Nietzsche, dans son ouvrage Par-delà Bien et Mal a lui aussi sous-entendu l'existence d'un manque conscient en expliquant que chaque individu n'est pas maître de sa pensée. Il prend ainsi l'exemple de personnes atteinte de troubles de la superstition, en disant que la pensée ne vient pas quand le sujet « je » le veut mais bien quand elle le veut, ce qui suppose que le sujet n'est pas responsable de toutes ses pensées. Freud reprend ainsi les thèses de Nietzsche et de Leibniz dans son ouvrage Une Difficulté de la psychanalyse publié en 1917 pour élaborer sa propre thèse autour de l'inconscient. Selon lui, les pulsions et désirs qu'un individu entretient sont l'essentiel de ce qui constitue le sujet. Elles peuvent se diviser en deux parties distinctes, « Eros » (les pulsions sexuelles) et « Thanatos » (les pulsions d'un ordre violent). Le « ça » où Es allemand théorisé par Freud - c'est-à-dire l'ensemble des désirs - , tente de se déguiser afin de pouvoir devenir de l'ordre du conscient en intégrant la conscience protégée elle-même par le « Uberich », ou « Surmoi ». Ce sont des désirs inconscients déguisés qui apparaissent ainsi sous la forme de symptômes que le psychanalyste pourra analyser pour en définir l'origine. Freud dira ainsi : « montrez-moi quelqu'un de normal et je le soigne ». Refoulant de ce fait la notion de normalité, il prouve l'existence de l'inconscient en écoutant les rêves de ces patients et leurs symptômes puisque nous avons dit que ces symptômes expliquaient l'origine des pulsions inconscientes d'un individu.

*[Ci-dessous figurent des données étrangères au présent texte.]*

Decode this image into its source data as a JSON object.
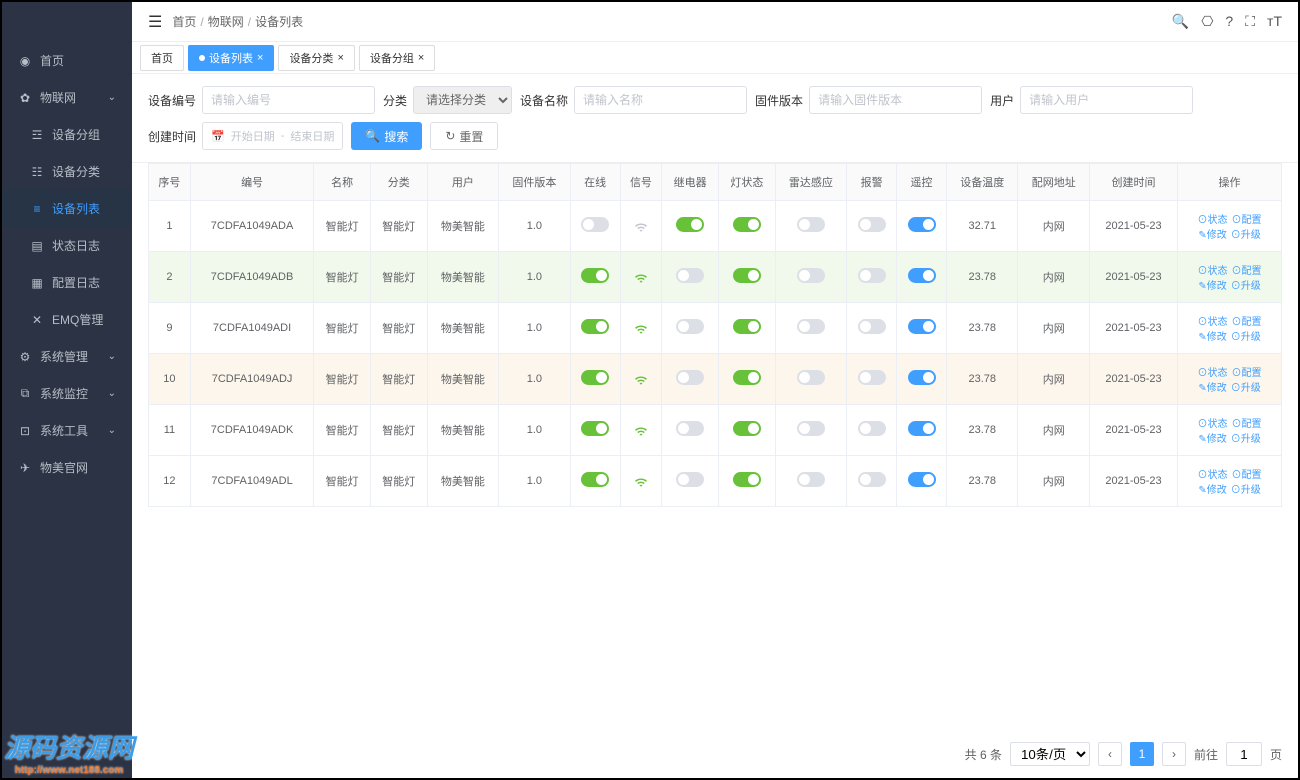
{
  "colors": {
    "sidebar_bg": "#2c3344",
    "primary": "#409eff",
    "success": "#67c23a",
    "border": "#ebeef5",
    "row_green": "#f0f9eb",
    "row_yellow": "#fdf6ec"
  },
  "sidebar": {
    "items": [
      {
        "icon": "dashboard",
        "label": "首页"
      },
      {
        "icon": "iot",
        "label": "物联网",
        "expanded": true
      },
      {
        "icon": "group",
        "label": "设备分组",
        "sub": true
      },
      {
        "icon": "category",
        "label": "设备分类",
        "sub": true
      },
      {
        "icon": "list",
        "label": "设备列表",
        "sub": true,
        "active": true
      },
      {
        "icon": "log",
        "label": "状态日志",
        "sub": true
      },
      {
        "icon": "config",
        "label": "配置日志",
        "sub": true
      },
      {
        "icon": "x",
        "label": "EMQ管理",
        "sub": true
      },
      {
        "icon": "gear",
        "label": "系统管理",
        "expandable": true
      },
      {
        "icon": "monitor",
        "label": "系统监控",
        "expandable": true
      },
      {
        "icon": "tool",
        "label": "系统工具",
        "expandable": true
      },
      {
        "icon": "plane",
        "label": "物美官网"
      }
    ]
  },
  "breadcrumb": [
    "首页",
    "物联网",
    "设备列表"
  ],
  "tabs": [
    {
      "label": "首页",
      "closable": false
    },
    {
      "label": "设备列表",
      "closable": true,
      "active": true
    },
    {
      "label": "设备分类",
      "closable": true
    },
    {
      "label": "设备分组",
      "closable": true
    }
  ],
  "filters": {
    "device_id": {
      "label": "设备编号",
      "placeholder": "请输入编号"
    },
    "category": {
      "label": "分类",
      "placeholder": "请选择分类"
    },
    "device_name": {
      "label": "设备名称",
      "placeholder": "请输入名称"
    },
    "firmware": {
      "label": "固件版本",
      "placeholder": "请输入固件版本"
    },
    "user": {
      "label": "用户",
      "placeholder": "请输入用户"
    },
    "create_time": {
      "label": "创建时间",
      "start": "开始日期",
      "end": "结束日期"
    },
    "search_btn": "搜索",
    "reset_btn": "重置"
  },
  "table": {
    "columns": [
      "序号",
      "编号",
      "名称",
      "分类",
      "用户",
      "固件版本",
      "在线",
      "信号",
      "继电器",
      "灯状态",
      "雷达感应",
      "报警",
      "遥控",
      "设备温度",
      "配网地址",
      "创建时间",
      "操作"
    ],
    "rows": [
      {
        "idx": 1,
        "id": "7CDFA1049ADA",
        "name": "智能灯",
        "category": "智能灯",
        "user": "物美智能",
        "fw": "1.0",
        "online": false,
        "signal": "weak",
        "relay": true,
        "light": true,
        "radar": false,
        "alarm": false,
        "remote": true,
        "temp": "32.71",
        "net": "内网",
        "date": "2021-05-23",
        "row_class": ""
      },
      {
        "idx": 2,
        "id": "7CDFA1049ADB",
        "name": "智能灯",
        "category": "智能灯",
        "user": "物美智能",
        "fw": "1.0",
        "online": true,
        "signal": "strong",
        "relay": false,
        "light": true,
        "radar": false,
        "alarm": false,
        "remote": true,
        "temp": "23.78",
        "net": "内网",
        "date": "2021-05-23",
        "row_class": "row-green"
      },
      {
        "idx": 9,
        "id": "7CDFA1049ADI",
        "name": "智能灯",
        "category": "智能灯",
        "user": "物美智能",
        "fw": "1.0",
        "online": true,
        "signal": "strong",
        "relay": false,
        "light": true,
        "radar": false,
        "alarm": false,
        "remote": true,
        "temp": "23.78",
        "net": "内网",
        "date": "2021-05-23",
        "row_class": ""
      },
      {
        "idx": 10,
        "id": "7CDFA1049ADJ",
        "name": "智能灯",
        "category": "智能灯",
        "user": "物美智能",
        "fw": "1.0",
        "online": true,
        "signal": "strong",
        "relay": false,
        "light": true,
        "radar": false,
        "alarm": false,
        "remote": true,
        "temp": "23.78",
        "net": "内网",
        "date": "2021-05-23",
        "row_class": "row-yellow"
      },
      {
        "idx": 11,
        "id": "7CDFA1049ADK",
        "name": "智能灯",
        "category": "智能灯",
        "user": "物美智能",
        "fw": "1.0",
        "online": true,
        "signal": "strong",
        "relay": false,
        "light": true,
        "radar": false,
        "alarm": false,
        "remote": true,
        "temp": "23.78",
        "net": "内网",
        "date": "2021-05-23",
        "row_class": ""
      },
      {
        "idx": 12,
        "id": "7CDFA1049ADL",
        "name": "智能灯",
        "category": "智能灯",
        "user": "物美智能",
        "fw": "1.0",
        "online": true,
        "signal": "strong",
        "relay": false,
        "light": true,
        "radar": false,
        "alarm": false,
        "remote": true,
        "temp": "23.78",
        "net": "内网",
        "date": "2021-05-23",
        "row_class": ""
      }
    ],
    "ops": {
      "status": "状态",
      "config": "配置",
      "edit": "修改",
      "upgrade": "升级"
    }
  },
  "pagination": {
    "total_label": "共 6 条",
    "page_size": "10条/页",
    "current": 1,
    "goto_prefix": "前往",
    "goto_suffix": "页",
    "goto_value": "1"
  },
  "watermark": {
    "text": "源码资源网",
    "url": "http://www.net188.com"
  }
}
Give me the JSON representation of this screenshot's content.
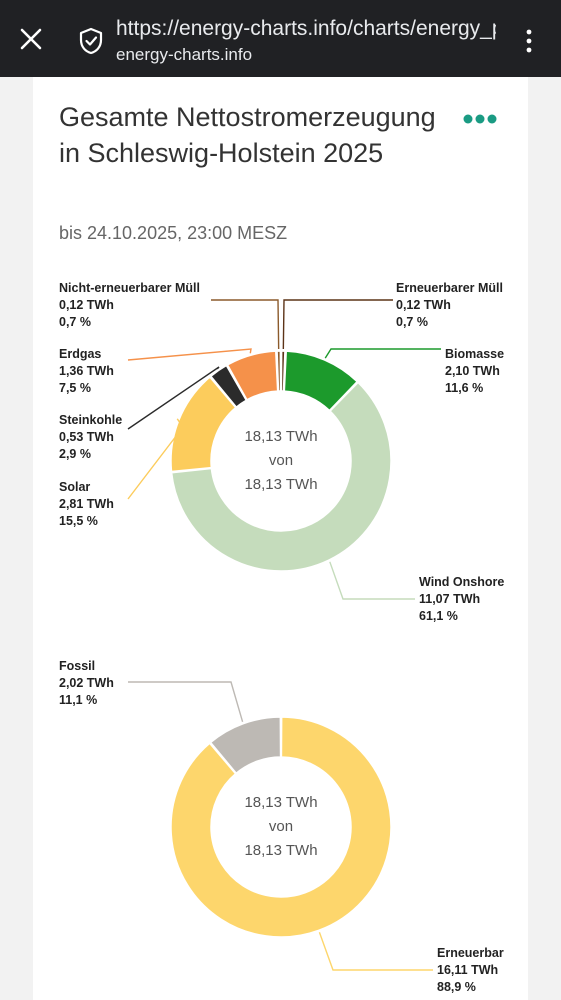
{
  "browser": {
    "url": "https://energy-charts.info/charts/energy_pie/chart.htm",
    "domain": "energy-charts.info"
  },
  "header": {
    "title": "Gesamte Nettostromerzeugung in Schleswig-Holstein 2025",
    "subtitle": "bis 24.10.2025, 23:00 MESZ"
  },
  "chart_data": [
    {
      "type": "pie",
      "variant": "donut",
      "unit": "TWh",
      "center": {
        "line1": "18,13 TWh",
        "line2": "von",
        "line3": "18,13 TWh"
      },
      "slices": [
        {
          "name": "Erneuerbarer Müll",
          "value": 0.12,
          "value_label": "0,12 TWh",
          "percent": 0.7,
          "percent_label": "0,7 %",
          "color": "#5c3317"
        },
        {
          "name": "Biomasse",
          "value": 2.1,
          "value_label": "2,10 TWh",
          "percent": 11.6,
          "percent_label": "11,6 %",
          "color": "#1c9a2c"
        },
        {
          "name": "Wind Onshore",
          "value": 11.07,
          "value_label": "11,07 TWh",
          "percent": 61.1,
          "percent_label": "61,1 %",
          "color": "#c5dcbc"
        },
        {
          "name": "Solar",
          "value": 2.81,
          "value_label": "2,81 TWh",
          "percent": 15.5,
          "percent_label": "15,5 %",
          "color": "#fccc5c"
        },
        {
          "name": "Steinkohle",
          "value": 0.53,
          "value_label": "0,53 TWh",
          "percent": 2.9,
          "percent_label": "2,9 %",
          "color": "#2b2b2b"
        },
        {
          "name": "Erdgas",
          "value": 1.36,
          "value_label": "1,36 TWh",
          "percent": 7.5,
          "percent_label": "7,5 %",
          "color": "#f5914a"
        },
        {
          "name": "Nicht-erneuerbarer Müll",
          "value": 0.12,
          "value_label": "0,12 TWh",
          "percent": 0.7,
          "percent_label": "0,7 %",
          "color": "#8b5a2b"
        }
      ]
    },
    {
      "type": "pie",
      "variant": "donut",
      "unit": "TWh",
      "center": {
        "line1": "18,13 TWh",
        "line2": "von",
        "line3": "18,13 TWh"
      },
      "slices": [
        {
          "name": "Erneuerbar",
          "value": 16.11,
          "value_label": "16,11 TWh",
          "percent": 88.9,
          "percent_label": "88,9 %",
          "color": "#fdd66c"
        },
        {
          "name": "Fossil",
          "value": 2.02,
          "value_label": "2,02 TWh",
          "percent": 11.1,
          "percent_label": "11,1 %",
          "color": "#bdb9b4"
        }
      ]
    }
  ]
}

Il soutiendra, également dans Une Difficulté de la psychanalyse, : "qu'une chose se passe dans ton âme ou que tu en sois de plus averti, voilà qui n'est pas la même chose ». Il cherche à expliquer ainsi que ce n'est pas parce que nous ne voyons pas toutes les activités de notre esprit qu'elles n'en sont pas pour le moins existantes et que les rêves, par exemple, s'ils ne sont pas toujours retenus par notre mémoire, nous définissent cependant et présupposent l'existence de cet inconscient.
On retrouve l'importance des rêves dans notre esprit, et l'importance de l'inconscient dans le film de David Yates Harry Potter et l'ordre du Phénix lorsque le Prince des ténèbres tente de s'emparer de l'inconscient du héros - ce qu'on ressent à travers les rêves d'Harry. Celui-ci est en danger précisément parce que l'inconscient le définit et que, si l'ennui s'empare de celui-ci, il maîtrisera alors tout l'esprit du héros. « La théorie du cygne noir » avancée par Nassim Nicolas Taleb introduit également l'existence d'événements qu'on ne peut soupçonner et qui peuvent advenir dans nos rêves mais qui, s'ils adviennent, vraiment auront des conséquences importantes pour notre esprit. Les thèses de ces différents auteurs, de Nietzsche à Freud en passant par Lévi-Strauss dans son Anthropologie structurale qui définit la notion d' "inconscient collectif" donnant naissance aux mythes traditionnels, présupposent donc toutes l'existence plus ou moins assumée d'un inconscient. Celui-ci nous définirait et contiendrait nos rêves et nos pulsions, ce qui pourrait laisser penser que nous devons rêver pour exister.
Cependant, on pourrait soutenir au contraire que nous n'avons pas besoin de rêver pour exister ; précisément parce que seule la pensée nous définit.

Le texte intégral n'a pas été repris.